Derek wyciągnął z kieszeni chłopaka jego telefon.
- To mogło sprawić, że Phoebe rozszarpałaby cię na kawałki.
- Przecież się przyjaźnimy... nie mogłaby tego zrobić.
- Przyjaźnimy? – Zapytałam.
- Palancie... gdyby to nie była ona, tylko łowca, czy inny wróg, byłbyś martwy. Teraz rozumiesz?
Scott schował ręce do kieszeni.
- Jeżeli chcesz, żebyśmy cię uczyli, przestań myśleć o Allison.
- Ze względu na jej rodzinę?
Derek spojrzał na mnie i jednym sprawnym ruchem, rzucił telefonem dzieciaka o ścianę. Scott zaczął krzyczeć, ale niestety nic już nie mógł na to poradzić.
- Musisz trzymać się od niej z daleka. Przynajmniej do tego czasu, aż minie pełnia.
Złapałam delikatnie Scotta za ramię. Być może Derek trochę przesadził. Jego ton głosu wyprowadzał McCalla z równowagi. Chłopak pokiwał twierdząco głową.
- Postaram się.
Derek chciał coś jeszcze powiedzieć, ale go powstrzymałam.
- Wystarczy. Zrozumiał.
Derek zacisnął usta w wąską linię. Odwrócił się od nas na pięcie i skierował się do swojego samochodu. Przez chwilę myślałam, że odjedzie beze mnie, ale na szczęście Hale zaczekał na mnie. Pomogłam McCallowi pozbierać z ziemi zawartość jego siatek.
- Przepraszam za mleko. – Wyszeptałam.
- Drobiazg.
W końcu wróciłam do samochodu Dereka. Chłopak dalej był nieco zły. Postanowiłam zignorować jego uwagi dotyczące Scotta. By zagłuszyć chłopaka, zaczęłam bawić się radiem. Ten pokiwał zrezygnowany głową i odpalił w końcu samochód.

Znajdowaliśmy się w motelu. Tym razem wybraliśmy miejsce, które jest trochę dalej od centrum Beacon Hills.
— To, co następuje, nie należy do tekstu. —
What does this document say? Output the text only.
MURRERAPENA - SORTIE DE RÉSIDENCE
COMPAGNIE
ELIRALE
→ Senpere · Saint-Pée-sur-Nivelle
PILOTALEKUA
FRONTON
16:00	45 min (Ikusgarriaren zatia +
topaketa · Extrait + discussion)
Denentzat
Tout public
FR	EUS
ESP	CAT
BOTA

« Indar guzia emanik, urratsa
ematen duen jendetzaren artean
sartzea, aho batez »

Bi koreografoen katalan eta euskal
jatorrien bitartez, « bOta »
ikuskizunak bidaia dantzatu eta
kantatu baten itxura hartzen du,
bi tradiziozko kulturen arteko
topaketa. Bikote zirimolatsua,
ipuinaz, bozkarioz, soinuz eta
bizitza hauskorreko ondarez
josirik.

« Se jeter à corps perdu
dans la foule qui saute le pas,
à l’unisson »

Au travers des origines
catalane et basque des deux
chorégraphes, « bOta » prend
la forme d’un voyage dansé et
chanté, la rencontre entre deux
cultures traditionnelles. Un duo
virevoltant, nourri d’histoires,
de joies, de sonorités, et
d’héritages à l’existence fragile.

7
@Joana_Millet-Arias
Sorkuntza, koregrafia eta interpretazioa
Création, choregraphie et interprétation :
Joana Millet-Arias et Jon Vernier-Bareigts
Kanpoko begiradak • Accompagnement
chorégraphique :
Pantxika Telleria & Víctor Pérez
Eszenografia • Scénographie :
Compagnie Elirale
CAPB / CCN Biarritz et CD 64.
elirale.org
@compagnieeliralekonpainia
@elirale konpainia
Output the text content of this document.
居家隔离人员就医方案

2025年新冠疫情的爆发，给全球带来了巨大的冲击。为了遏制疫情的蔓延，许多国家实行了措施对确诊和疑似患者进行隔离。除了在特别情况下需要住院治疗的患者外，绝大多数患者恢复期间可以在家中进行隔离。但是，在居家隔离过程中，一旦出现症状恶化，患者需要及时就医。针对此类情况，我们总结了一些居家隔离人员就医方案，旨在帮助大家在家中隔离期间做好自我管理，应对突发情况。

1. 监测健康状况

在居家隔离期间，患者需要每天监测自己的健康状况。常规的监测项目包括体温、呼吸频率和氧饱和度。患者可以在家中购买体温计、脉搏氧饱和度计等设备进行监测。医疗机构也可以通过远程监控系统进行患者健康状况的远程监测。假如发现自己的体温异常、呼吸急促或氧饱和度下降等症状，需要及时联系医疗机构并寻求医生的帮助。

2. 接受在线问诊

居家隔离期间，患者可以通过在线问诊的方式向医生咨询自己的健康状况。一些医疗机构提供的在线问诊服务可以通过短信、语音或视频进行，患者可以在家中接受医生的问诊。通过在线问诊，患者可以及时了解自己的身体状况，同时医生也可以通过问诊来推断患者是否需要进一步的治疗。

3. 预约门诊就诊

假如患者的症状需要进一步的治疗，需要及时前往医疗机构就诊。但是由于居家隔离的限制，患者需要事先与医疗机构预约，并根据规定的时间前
W końcu gdzieś tam dalej czaiła się Kate. Mimo wszystko postanowiłam się dziś trochę rozerwać... W końcu kluby z głośną muzyką nie należą do miejsc, w których przesiadują łowcy? Prawda? Wynajęliśmy z Derekiem pokój z dwoma łóżkami. Hale nie znając jeszcze moich zamiarów, leżał na swoim łóżku i w zamyśleniu wpatrywał się w sufit. Ja natomiast powędrowałam do łazienki. Z racji tego, że swoją torbę zostawiłam w domu Dereka, zaraz po tym zajściu musiałam zaopatrzyć się w nowe kosmetyki i ubrania. Wyciągnęłam z nowej torebki białą koszulkę odkrywającą brzuch i czarne spodnie z wysokim stanem. Niestety nie posiadałam ubrań, które pasują do klubowego klimatu, więc musiałam wybrać się tam w tym, co mam. Porządnie rozczesałam swoje włosy i na twarzy wykonałam delikatny makijaż. Uśmiechnęłam się do swojego odbicia w lustrze. Wyszłam z łazienki, a oczy Dereka od razu powędrowały w moją stronę.
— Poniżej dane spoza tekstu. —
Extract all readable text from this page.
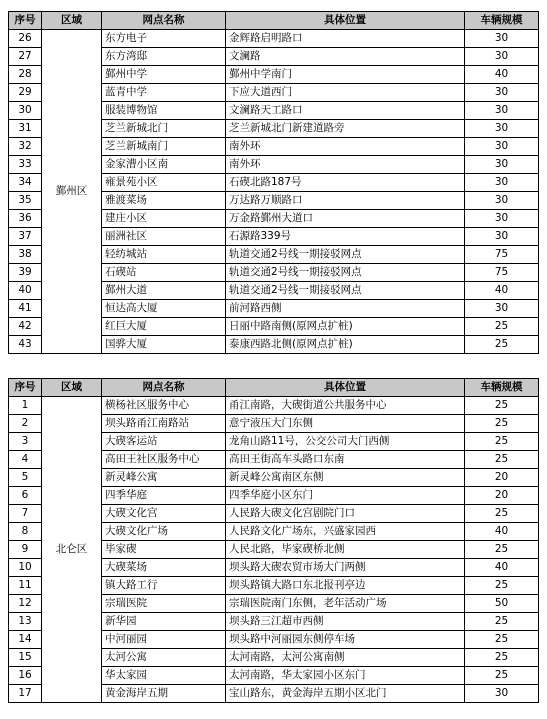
序号	区域	网点名称	具体位置	车辆规模
26	鄞州区	东方电子	金辉路启明路口	30
27		东方湾邸	文澜路	30
28		鄞州中学	鄞州中学南门	40
29		蓝青中学	下应大道西门	30
30		服装博物馆	文澜路天工路口	30
31		芝兰新城北门	芝兰新城北门新建道路旁	30
32		芝兰新城南门	南外环	30
33		金家漕小区南	南外环	30
34		雍景苑小区	石碶北路187号	30
35		雅渡菜场	万达路万顺路口	30
36		建庄小区	万金路鄞州大道口	30
37		丽洲社区	石源路339号	30
38		轻纺城站	轨道交通2号线一期接驳网点	75
39		石碶站	轨道交通2号线一期接驳网点	75
40		鄞州大道	轨道交通2号线一期接驳网点	40
41		恒达高大厦	前河路西侧	30
42		红巨大厦	日丽中路南侧(原网点扩桩)	25
43		国骅大厦	泰康西路北侧(原网点扩桩)	25
序号	区域	网点名称	具体位置	车辆规模
1	北仑区	横杨社区服务中心	甬江南路，大碶街道公共服务中心	25
2		坝头路甬江南路站	意宁液压大门东侧	25
3		大碶客运站	龙角山路11号，公交公司大门西侧	25
4		高田王社区服务中心	高田王街高车头路口东南	25
5		新灵峰公寓	新灵峰公寓南区东侧	20
6		四季华庭	四季华庭小区东门	20
7		大碶文化宫	人民路大碶文化宫剧院门口	25
8		大碶文化广场	人民路文化广场东，兴盛家园西	40
9		毕家碶	人民北路，毕家碶桥北侧	25
10		大碶菜场	坝头路大碶农贸市场大门两侧	40
11		镇大路工行	坝头路镇大路口东北报刊亭边	25
12		宗瑞医院	宗瑞医院南门东侧，老年活动广场	50
13		新华园	坝头路三江超市西侧	25
14		中河丽园	坝头路中河丽园东侧停车场	25
15		太河公寓	太河南路，太河公寓南侧	25
16		华太家园	太河南路，华太家园小区东门	25
17		黄金海岸五期	宝山路东，黄金海岸五期小区北门	30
- Gdzieś się wybierasz? – Podniósł się z łóżka.
- Właściwie to tak.
- Gdzie?
- W miejsce, za którym ty raczej nie przepadasz.
Wzięłam ze swojego łóżka skórzaną czarną kurtkę. Na nogi założyłam czarne botki.
- Nie ma mowy.
Derek zagrodził mi swoim ciałem wyjście.
- Mam ochotę trochę się rozerwać. Zejdź mi z drogi albo rusz ten swój seksowny tyłek i chodź ze mną.
Hale w milczeniu przyglądał mi się. Po chwili w końcu postanowił zabrać głos.
- Zgoda. Idę z tobą.
- Idziesz się zabawić, czy idziesz pobawić się w mojego ochroniarza.
- Nie muszę być twoim ochroniarzem. Potrafisz sama o siebie zadbać.
- Czyli zabawa. Świetnie!
Klasnęłam w dłonie i poczekałam chwilę, aż Derek ogarnie się trochę. Gdy wyszedł z łazienki i ubrał na siebie swoją kurtkę i wreszcie opuściliśmy motel.
- Ta noc należy do nas!
Krzyknęłam, zanim wsiadłam do samochodu. Derek zaśmiał się, a ja posłałam mu zadziorny uśmieszek. Już ja dopilnuję, żeby ten sztywniak dziś zaszalał.  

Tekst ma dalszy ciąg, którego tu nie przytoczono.